Your jebana will arrive with the woven ring and matching wooden stopper.
This is a very special item to use or just to admire. The jebana is a handmade clay vessel used in traditional Ethiopian coffee preparation. The bottom is rounded and sits in a specially woven ring, or sometimes directly in sand. And hey, this jebana is the real thing! so dive in and USE it. Being handmade, sizes vary somewhat between pots.
Jebanas are fragile and may be shipped separately from the rest of your order, almost certainly by USPS. The box will be no smaller than about 10 x 10 x 10 due to the packing material.
(hint. When you get your jebana, you'll need to prepare if for use before making coffee the first time. It is handmade from clay and fired, so you'll find some ashy flakes inside from the firing.
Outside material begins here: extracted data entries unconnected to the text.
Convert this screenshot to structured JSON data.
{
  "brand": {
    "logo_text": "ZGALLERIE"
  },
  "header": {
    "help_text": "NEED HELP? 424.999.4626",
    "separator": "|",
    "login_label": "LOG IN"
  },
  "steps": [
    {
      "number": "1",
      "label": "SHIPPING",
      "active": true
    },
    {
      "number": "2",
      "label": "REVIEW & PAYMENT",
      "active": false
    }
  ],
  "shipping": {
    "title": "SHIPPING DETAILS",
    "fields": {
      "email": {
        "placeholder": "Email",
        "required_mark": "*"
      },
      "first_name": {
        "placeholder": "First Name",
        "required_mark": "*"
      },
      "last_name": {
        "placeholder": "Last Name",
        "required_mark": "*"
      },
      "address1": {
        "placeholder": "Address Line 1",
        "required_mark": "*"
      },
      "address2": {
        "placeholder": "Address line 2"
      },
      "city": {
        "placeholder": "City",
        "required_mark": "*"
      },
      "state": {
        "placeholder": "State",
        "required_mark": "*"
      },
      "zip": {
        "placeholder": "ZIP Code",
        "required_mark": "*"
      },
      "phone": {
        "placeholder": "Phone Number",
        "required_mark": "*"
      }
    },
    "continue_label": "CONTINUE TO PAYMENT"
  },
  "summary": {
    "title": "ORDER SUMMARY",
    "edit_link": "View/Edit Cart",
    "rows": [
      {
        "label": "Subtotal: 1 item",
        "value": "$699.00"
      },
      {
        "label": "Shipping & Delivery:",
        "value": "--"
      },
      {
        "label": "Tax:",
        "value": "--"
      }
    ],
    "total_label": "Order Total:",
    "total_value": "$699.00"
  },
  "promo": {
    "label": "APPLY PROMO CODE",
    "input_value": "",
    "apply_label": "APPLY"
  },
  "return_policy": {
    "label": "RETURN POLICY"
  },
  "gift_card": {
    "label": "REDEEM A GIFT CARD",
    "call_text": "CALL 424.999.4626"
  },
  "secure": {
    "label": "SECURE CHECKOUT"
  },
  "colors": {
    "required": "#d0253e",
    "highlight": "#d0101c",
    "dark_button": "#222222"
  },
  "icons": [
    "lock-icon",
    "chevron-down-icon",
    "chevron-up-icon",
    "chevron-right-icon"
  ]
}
To prepare the jebana fill halfway with warm water and slowly bring to a boil. Add finely ground coffee and boil. Be careful that the grounds don't boil over. Adjust heat to simmer for an hour. Remove from heat and let it sit overnight. Empty the Jebana of grounds, wash, and dry. Your jebana is now ready to use.)
Here are some more videos of your Jebana in action from traditional to modern.
During the coffee (buna) ceremony which can take more than an hour, coffee is roasted, ground and poured for friends. Grass is layed out on the floor and at the door- an invitation. While roasting beans over charcoal a woman sits on a low stool and the jebana (jar) is heating water. This is a highly social event! there is talking, discussing, relaxing. Preparing the coffee is very similar to making turkish coffee. As the coffee bubbles, frankincense is burned in the coals and adds to the aroma of the room.
The coffee is served in three stages: Abol, Tona, and Baraka. Each is progressively weaker, the third is for luck. Popcorn and barley are snacks and part of the ceremony.
Most big cities have Ethiopian communities and restaurants. Find them! Go experience coffee and enjoy from the culture that started it all.